21 de agosto de 2009

O QUE NOS DIZ “NO LIMITE”


Nei Duclós

A sociedade de classes, no Brasil, é o inferno. Uma vez, vi num baile infantil no clube Pinheiros em São Paulo, uma criança negra uniformizada de empregada acompanhando uma sinhazinha. Era a “fantasia” real da criada, seu passaporte para o evento da classe média metida besta, pois sem esse hábito jamais poderia freqüentar os salões privilegiados. Vestindo a roupa da servidão, podia. Essa é a radicalidade da nação que não permite ascensão social, a não ser por meio do acesso ao butim, como vemos a canalha petista atualmente se servindo do dinheiro público, assim como fizeram peemedistas no governo Sarney e tucanos no de FHC.

Quem vive nos andares de cima, desconhece completamente o que se passa embaixo. Para isso existe o preconceito de berço, que faz, desde cedo, uma criatura de uma classe social mais alta, ainda engatinhando, torcer naturalmente o nariz quando vê alguém saindo do elevador de serviço. Como desconhecem completamente a vida das classes oprimidas, cria-se uma série de ilusões sobre elas. Essas ilusões são reforçadas por reportagens que reiteram o Mesmo, pois essa é a forma de consolidar a percepção equivocada sobre o Outro pobre, aquele tipo de pessoa que é chamada de “essa gente”.

Pobreza, no Brasil, é relacionada com a sujeira.

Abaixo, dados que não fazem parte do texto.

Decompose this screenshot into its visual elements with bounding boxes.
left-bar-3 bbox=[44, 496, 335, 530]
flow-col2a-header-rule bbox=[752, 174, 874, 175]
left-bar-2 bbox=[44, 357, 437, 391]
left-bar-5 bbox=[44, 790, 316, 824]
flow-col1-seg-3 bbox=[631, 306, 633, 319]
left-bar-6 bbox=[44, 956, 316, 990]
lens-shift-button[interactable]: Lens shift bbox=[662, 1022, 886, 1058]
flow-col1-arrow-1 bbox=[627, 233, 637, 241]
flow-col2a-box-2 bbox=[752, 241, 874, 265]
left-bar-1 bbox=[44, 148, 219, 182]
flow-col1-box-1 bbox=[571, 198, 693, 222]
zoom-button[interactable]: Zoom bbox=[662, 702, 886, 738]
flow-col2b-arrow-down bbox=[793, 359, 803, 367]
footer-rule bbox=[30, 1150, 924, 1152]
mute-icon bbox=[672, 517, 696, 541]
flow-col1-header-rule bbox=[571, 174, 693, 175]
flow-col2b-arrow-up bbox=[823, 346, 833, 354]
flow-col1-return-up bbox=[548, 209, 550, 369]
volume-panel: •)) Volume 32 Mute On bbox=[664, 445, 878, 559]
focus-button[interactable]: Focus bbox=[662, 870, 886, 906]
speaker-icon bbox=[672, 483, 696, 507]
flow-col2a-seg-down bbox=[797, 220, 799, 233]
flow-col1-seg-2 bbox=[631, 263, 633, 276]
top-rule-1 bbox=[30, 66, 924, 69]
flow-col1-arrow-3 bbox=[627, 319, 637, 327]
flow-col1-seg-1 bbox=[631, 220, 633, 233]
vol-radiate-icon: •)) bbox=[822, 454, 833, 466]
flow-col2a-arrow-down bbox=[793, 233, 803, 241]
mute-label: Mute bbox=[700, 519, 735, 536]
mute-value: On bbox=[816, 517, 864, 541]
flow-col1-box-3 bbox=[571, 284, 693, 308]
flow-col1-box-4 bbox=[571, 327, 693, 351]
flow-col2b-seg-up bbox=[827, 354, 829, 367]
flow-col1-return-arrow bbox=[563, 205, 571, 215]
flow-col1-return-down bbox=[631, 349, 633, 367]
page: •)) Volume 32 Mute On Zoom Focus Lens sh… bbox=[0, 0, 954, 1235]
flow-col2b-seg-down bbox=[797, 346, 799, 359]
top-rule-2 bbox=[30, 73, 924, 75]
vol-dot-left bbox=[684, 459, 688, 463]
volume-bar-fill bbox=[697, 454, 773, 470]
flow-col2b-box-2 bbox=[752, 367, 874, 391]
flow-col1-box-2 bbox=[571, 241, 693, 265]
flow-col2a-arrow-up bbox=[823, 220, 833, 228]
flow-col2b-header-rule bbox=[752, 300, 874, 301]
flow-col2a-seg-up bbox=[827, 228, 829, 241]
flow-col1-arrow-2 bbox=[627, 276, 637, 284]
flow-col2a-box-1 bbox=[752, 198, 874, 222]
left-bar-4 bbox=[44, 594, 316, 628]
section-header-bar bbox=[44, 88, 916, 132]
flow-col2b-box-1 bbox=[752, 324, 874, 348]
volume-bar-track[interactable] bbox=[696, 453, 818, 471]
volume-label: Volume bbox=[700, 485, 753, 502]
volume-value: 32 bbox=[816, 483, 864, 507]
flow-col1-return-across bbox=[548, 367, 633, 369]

Nunca viram uma casa de chão batido, varrido até o osso, com panelas areadas e tudo organizado no capricho. Não reconhecem, na pela escura, o asseio. Não imaginam uma refeição saborosa feita com poucos recursos. Desconhecem a dignidade de quem tem vergonha de abrir as portas da sua residência não porque esteja tudo ensebado, mas porque os pobres sabem o horror que é o olhar demolidor de um brasileiro esnobe diante da realidade da má distribuição de renda.

O programa global “No Limite” – e seus clones nas redes circunvizinhas – é exatamente essa visão asquerosa da pobreza. De que se trata o show de brutalidades? De separar pessoas bem nutridas de seus bens, de seus ambientes, de suas casas, suas vidas e confiná-las numa situação de miséria. Não se trata de promover o “contato com a natureza”, mas sim de jogar a classe média (para assustá-la e assim mantê-la no redil) na pobreza, onde terão direto a viver todas as distorções da percepção da sociedade de classes brasileira. Ali as mulheres não se depilam, ninguém passa desodorante, todos comem porcarias e obedecem cegamente a um mestre de cerimônias que representa a opressão tirânica dos velhos feitores, os que se comprazem em humilhar os escravos para exibi-los como troféus.

Qual o prêmio para quem conseguir sobreviver num grupo que depende visceralmente da violência uns contra os outros e do egoísmo? Dinheiro, ou seja, a volta ao status de classe média. Você vai lá, chafurda na lama, come porcaria, fede até não poder mais e se conseguir agir como um pobre, destruindo os outros, então será premiado, poderá escapar do gueto. Não existe talvez algo mais perverso, a não ser sua matriz, o BigBrother, do que essa perda de tempo televisiva, inoculada como vírus mortal na cidadania desarmada.

“No Limite” reflete o estágio atual do Brasil, em que as pessoas, desprovidas de uma sociedade organizada nos princípios da solidariedade e da ética, se jogam como cães no primeiro butim que lhe atiram. Para isso se sujam e rosnam, ferozes, para quem se aproximar. Há também o fator fingimento, os namoros forjados e a exibição de corpos numa arena menos digna do que a dos gladiadores. No Coliseu, os guerreiros escravos tinham alguma chance. Em "No Limite", ninguém vale um real furado.

Até quando? Até quando durar a atual ditadura.

RETORNO - Imagem desta edição: cena de Spartacus, de Stanley Kubrick - a servidão como espetáculo, antes da revolta.